During a September 2020 Zurich cantonal council session, Landmann sparked controversy with a comment directed at Green Liberal Party councilor Andrea Gisler, who had questioned the feasibility of COVID-safe practices in the sex industry. Landmann humorously offered to explain to her in detail how protective equipment could be incorporated into sexual practices, stating, “There’s more to it than lying on top of each other and rubbing heads.” The remark drew mixed reactions, with some finding it amusing and others, including Gisler, deeming it inappropriate. Landmann later clarified that, though intended as a joke, his comment was informed by serious discussions with industry contacts about viable safety protocols. He apologized to Gisler, who accepted, though she remained dissatisfied with council president Roman Schmid’s lack of intervention.

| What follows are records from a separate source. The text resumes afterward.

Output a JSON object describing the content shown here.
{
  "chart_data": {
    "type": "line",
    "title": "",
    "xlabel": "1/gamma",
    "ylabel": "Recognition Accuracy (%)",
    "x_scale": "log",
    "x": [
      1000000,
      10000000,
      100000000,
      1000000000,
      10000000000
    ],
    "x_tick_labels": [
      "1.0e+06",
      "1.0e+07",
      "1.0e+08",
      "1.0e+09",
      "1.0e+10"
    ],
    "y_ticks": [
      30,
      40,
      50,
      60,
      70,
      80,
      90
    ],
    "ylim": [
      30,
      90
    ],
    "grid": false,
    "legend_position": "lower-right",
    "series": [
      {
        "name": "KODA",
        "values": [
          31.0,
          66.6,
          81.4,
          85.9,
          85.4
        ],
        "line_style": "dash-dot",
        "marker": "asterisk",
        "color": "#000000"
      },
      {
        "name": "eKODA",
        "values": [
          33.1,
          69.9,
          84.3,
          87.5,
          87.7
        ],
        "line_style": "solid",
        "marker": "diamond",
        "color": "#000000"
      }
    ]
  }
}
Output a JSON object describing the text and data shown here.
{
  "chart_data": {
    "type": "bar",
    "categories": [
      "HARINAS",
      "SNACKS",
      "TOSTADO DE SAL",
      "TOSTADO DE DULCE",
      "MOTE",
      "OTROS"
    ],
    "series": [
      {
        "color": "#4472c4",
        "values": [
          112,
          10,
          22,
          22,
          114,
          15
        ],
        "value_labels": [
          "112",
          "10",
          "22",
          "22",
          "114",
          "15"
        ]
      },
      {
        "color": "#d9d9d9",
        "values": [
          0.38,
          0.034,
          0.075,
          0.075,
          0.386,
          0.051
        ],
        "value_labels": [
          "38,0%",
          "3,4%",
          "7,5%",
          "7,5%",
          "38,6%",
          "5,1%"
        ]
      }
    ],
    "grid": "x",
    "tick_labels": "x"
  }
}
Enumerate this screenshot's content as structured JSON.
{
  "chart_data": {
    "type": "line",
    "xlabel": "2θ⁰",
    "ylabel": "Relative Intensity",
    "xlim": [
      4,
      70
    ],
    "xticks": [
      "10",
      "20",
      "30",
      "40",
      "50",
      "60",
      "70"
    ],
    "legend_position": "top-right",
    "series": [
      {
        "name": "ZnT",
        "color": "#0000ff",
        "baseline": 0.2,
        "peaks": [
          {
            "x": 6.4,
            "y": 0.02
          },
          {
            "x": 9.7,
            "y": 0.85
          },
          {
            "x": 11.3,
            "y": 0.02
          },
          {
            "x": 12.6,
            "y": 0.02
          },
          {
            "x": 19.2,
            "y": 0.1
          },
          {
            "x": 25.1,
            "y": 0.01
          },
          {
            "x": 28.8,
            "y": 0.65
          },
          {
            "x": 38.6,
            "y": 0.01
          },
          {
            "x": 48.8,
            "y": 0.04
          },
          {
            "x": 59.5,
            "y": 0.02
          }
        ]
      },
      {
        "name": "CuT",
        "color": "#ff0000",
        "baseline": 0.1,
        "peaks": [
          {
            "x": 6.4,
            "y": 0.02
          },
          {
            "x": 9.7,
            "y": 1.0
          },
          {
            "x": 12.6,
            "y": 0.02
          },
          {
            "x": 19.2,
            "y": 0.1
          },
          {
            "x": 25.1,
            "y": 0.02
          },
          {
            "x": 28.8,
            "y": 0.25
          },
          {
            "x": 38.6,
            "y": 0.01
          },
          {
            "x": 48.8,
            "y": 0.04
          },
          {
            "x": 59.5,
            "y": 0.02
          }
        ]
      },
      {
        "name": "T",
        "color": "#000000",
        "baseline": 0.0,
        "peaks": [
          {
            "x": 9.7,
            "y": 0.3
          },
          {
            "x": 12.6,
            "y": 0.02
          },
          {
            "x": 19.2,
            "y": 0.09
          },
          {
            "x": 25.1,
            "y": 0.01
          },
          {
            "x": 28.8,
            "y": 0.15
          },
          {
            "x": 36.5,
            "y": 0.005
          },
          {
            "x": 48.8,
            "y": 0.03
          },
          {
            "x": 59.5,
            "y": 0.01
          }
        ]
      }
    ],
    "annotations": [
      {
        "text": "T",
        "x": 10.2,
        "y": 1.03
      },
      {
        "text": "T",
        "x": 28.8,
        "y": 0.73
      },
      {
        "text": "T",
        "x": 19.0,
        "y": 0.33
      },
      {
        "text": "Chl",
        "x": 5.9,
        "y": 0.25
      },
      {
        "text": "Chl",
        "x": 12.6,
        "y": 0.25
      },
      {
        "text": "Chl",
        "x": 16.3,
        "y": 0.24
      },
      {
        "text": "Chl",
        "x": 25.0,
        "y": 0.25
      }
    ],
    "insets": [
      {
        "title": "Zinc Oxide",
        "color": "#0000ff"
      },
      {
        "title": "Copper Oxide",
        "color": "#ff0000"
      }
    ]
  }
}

Landmann also criticized a recent policy restricting work permits for EU/EFTA nationals in the sex industry, arguing it forces workers into illegal sectors, and he announced plans for legal action against the policy.

== Personal life ==
Landmann is friends with various prominent Swiss politicians such as Christoph Blocher and Daniel Jositsch.

In 2012, the Zurich District Court sentenced a 39-year-old woman to an unconditional prison sentence of 12 months for threatening, stalking and attempting to coerce Landmann. The woman had previously lost a court case against a fortuneteller represented by Landmann.

Though born to Jewish parents, Landmann converted to Protestant Christianity (Swiss Reformed) before eventually quitting the church. In a 2012 article, Landmann was described as "still Protestant" despite his formal exit from the church.

In 2017, Austrian journalist Manfred Schlapp published a biography of Landmann titled "Valentin Landmann und die Panzerknacker".